Wednesday, August 3rd, 2005 @ 18:53

Certains ont sans doute constaté que j’avais ajouté ce lien dans ma liste sur ce blog. The Daedalus Project vaut bien en effet une petite visite, voire même des visites répétées, de la part de quiconque s’intéresse aux MMORPGs (Massive Multiplayer Online Role-Playing Games) en termes de sondages, statistiques et psychologie.

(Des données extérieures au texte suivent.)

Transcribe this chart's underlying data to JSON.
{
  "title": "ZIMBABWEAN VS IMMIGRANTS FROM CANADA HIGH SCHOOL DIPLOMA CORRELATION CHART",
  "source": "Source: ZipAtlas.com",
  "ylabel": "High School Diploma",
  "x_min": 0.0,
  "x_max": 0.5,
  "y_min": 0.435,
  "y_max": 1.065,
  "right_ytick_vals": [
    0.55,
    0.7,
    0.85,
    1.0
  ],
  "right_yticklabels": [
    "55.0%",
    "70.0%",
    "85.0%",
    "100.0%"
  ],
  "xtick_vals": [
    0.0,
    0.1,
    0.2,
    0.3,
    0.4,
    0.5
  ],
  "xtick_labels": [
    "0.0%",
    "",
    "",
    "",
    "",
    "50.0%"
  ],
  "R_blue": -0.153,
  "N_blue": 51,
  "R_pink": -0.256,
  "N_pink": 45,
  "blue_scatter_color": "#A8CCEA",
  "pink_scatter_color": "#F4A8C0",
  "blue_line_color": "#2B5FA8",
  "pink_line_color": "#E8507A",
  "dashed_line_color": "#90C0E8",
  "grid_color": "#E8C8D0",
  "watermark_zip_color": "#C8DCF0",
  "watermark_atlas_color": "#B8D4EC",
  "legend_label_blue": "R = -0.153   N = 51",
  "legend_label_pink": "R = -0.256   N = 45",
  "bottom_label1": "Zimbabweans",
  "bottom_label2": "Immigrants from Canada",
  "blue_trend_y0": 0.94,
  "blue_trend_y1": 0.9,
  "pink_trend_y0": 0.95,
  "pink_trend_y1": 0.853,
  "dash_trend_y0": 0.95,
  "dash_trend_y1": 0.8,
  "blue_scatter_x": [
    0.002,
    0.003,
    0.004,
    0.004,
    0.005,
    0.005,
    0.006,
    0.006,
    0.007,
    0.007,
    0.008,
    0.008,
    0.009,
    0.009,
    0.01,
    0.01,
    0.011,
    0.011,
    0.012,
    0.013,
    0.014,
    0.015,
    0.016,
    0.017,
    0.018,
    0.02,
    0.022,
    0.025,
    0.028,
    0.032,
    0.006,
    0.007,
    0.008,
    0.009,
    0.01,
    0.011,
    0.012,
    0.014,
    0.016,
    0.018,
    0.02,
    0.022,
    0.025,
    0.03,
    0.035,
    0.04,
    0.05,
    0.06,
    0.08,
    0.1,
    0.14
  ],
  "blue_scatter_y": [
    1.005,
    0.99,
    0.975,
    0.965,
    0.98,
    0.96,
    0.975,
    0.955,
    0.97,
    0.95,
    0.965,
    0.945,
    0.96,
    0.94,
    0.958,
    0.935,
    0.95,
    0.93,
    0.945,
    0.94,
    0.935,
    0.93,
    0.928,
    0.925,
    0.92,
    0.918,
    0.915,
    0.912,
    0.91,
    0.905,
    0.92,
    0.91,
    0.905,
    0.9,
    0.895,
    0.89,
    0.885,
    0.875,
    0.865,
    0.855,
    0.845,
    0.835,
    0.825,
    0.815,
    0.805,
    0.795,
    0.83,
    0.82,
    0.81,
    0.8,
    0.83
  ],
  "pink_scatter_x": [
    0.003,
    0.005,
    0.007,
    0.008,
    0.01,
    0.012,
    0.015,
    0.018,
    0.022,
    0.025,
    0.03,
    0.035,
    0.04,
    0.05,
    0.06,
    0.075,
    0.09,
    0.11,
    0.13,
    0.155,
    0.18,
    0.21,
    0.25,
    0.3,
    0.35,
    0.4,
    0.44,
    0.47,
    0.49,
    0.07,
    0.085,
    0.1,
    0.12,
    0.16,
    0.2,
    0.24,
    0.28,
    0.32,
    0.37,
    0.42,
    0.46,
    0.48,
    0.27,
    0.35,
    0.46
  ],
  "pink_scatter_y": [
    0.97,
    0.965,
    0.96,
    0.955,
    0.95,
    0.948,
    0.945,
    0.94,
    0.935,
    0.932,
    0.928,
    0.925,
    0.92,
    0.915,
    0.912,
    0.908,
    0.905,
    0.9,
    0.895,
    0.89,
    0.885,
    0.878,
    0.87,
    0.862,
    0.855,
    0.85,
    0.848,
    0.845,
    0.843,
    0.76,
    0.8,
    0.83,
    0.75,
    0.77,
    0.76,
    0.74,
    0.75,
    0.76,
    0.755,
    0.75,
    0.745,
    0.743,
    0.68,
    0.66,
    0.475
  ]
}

Articles et recherche comprennent des thèmes variés, tels que The Rise and Fall of Guilds, Communication/Relationships Skills, Elves, Ogres and Drama Queens: Stories of Digital Intrigue and Drama ou encore Games, Life, and The Pursuit of Happiness.

Pour participer et apporter son aide dans le cadre des enquêtes régulièrement réalisées par Nicky Yee sur ce site, cela ne prend que quelques minutes.

Depuis que je l’ai découvert, j’ai toujours considéré ce site comme fascinant, ne serait-ce que pour les schémas comportementaux qu’il m’a révélés au cours des années passée. Que ce soit au sujet d’EverQuest, de World of Warcraft ou de tout autre MMORPG, bien des fois ils demeurent exactement les mêmes — parfois inquiétants, parfois instructifs, mais jamais ennuyeux. Au demeurant, voilà une bien belle analyse socio-culturelle.